Son günlerde ülkemizde yaşanan olaylar bilindiği üzere herkesin malumudur. Bir tarafta hükümet cephesi, diğer tarafta ise kendisine “Hizmet hareketi” diyen kime, neye hizmet ettiği son zamanlardaki olaylarla birbirine karışan bir cemaat savaşı izlemekteyiz. Yıllardır beraber hareket eden hükümet ve cemaat ortaklığının sona ermesiyle azılı bir yarışa ve savaş izlemekteyiz. İşin kötü yanı bir tarafta devlet, karşı tarafta ise bir oluşum ve cemaat izliyoruz. Bu insanlar çıkıp devlete meydan okuyor, mevcut hükümeti düşüreceklerini, bilmem ayın kaçında kaos yaratacak şeyler yayınlayacaklarını belirtiyorlar.
Yıllardır el ele, diz dize ve göz göze olan bu ikilinin savaşından maalesef yine insanımız, yurttaşımız zarar görüyor. Bir taraf çıkıp “Bunlar hırsız çalmışlar bakın dinleyin” diye kaset yayınlıyor, öbür taraf “Bunlar hain, bunların kime hizmet ettiği belli değil, bunlar Pensilvanya’dan emir alıyor” söylemleri havada uçuşuyor.
Asgari ücretli evine ekmek götürme derdinde, eğitim öğretim gören öğrenci kardeşlerimiz harç paralarını, sınav ücretlerini tamamlayıp eğitim öğretimini devam ettirme derdinde, çiftçimiz kafasını gökyüzüne dikmiş bulutları sayarak yağmur beklemekteyken bu zevatlar ülkeyi kaosa ve ameliyata sokma derdindeler.
Vatandaş olarak olaylara uzak kalsak da takip edebildiğimiz kadarıyla durum bu şekilde.
Başbakan kriptolu telefonların dinlediğini söylüyor, cemaat ses kayıtları montaj değil gerçek diyor,  emniyette bir polisin görev yeri değişse cemaatçiydi görevinden alındı yorumları yapılıyor.
Tüm bunların vebali, suçu ve günahı kimde diye sorduğunuzda da hükümet “paralel uzantıııı” diye avazı çıktığınca bağırırken, cemaat ise “Biz sadece hizmet hareketiyiz, mazlumuz, mağduruz” mesajı veriyor.
Seçimlere az bir süre kala kasetlerin, ses kayıtlarının havada uçuşacağı mesajları veriliyor.

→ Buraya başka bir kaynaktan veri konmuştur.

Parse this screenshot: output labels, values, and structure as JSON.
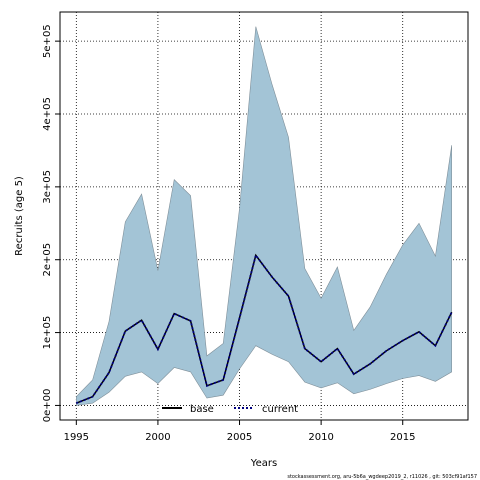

Bir önceki seçimlerde MHP’yi meclis dışı bırakmak isteyen odaklar şimdi de seçim öncesi yeni kasetlerin, yeni ses kayıtlarının çıkacağı tehdidini savuruyor. Sosyal ağlarda 25 Mart tarihinde hükümetin düşürüleceği gibi paylaşımlar yapılıyor.
Hükümeti düşürecekseniz eğer 25 Mart değil 30 Mart’ta sandıkta gereğini yapabilirsiniz. Türkiye Cumhuriyeti artık üzerinde birilerinin ameliyat yapacağı, kaos çıkaracağı, kardeşi kardeşe düşüreceği ve dış mihrakların elini uzatıp karıştıracağı bir ülke değildir.
Gelinen süreçte hükümetin taviziyle bir yerlere gelen insanlar Türkiye Cumhuriyeti Devleti’ne meydan okuduğunu unutmamalıdır.
Hükümetler geçici devlet ise kalıcıdır. Bugün ülkemizde hükümet yanlısı olsun veya olmasın, mevcut iktidarı sevsin veya sevmesin eğer birileri iktidara duyduğu öfkeyi ve kini devlete yani millete uzatırsa ve izlediği yolda demokrasi dışı olursa millette o zaman gereğini yapar.
Bu ülke Mustafa Kemal Atatürk’ün kurduğu ve yüce Türk milletine emanet ettiği Türkiye Cumhuriyeti’dir. Binlerce şehit verdiğimiz aziz Anadolu toprakları üzerinde yeri ve zamanı geldiğinde bu ülkenin genci de, yaşlısı da ortaya çıkar ülkesini ve milletini koruma görevini üstlenir. Bu konuda da ilk adımı yüce milletimiz 30 Mart’ta demokratik yollarla sandığa giderek gerçekleştirecektir.
Kimse huzurumuzu bozmasın, yanlışa adım atmasın. Hükümet gereğini yapsın mazlum edebiyatı yapmak yerine devlet adamlığı ve hükümet olmanın gereğini uygulasın.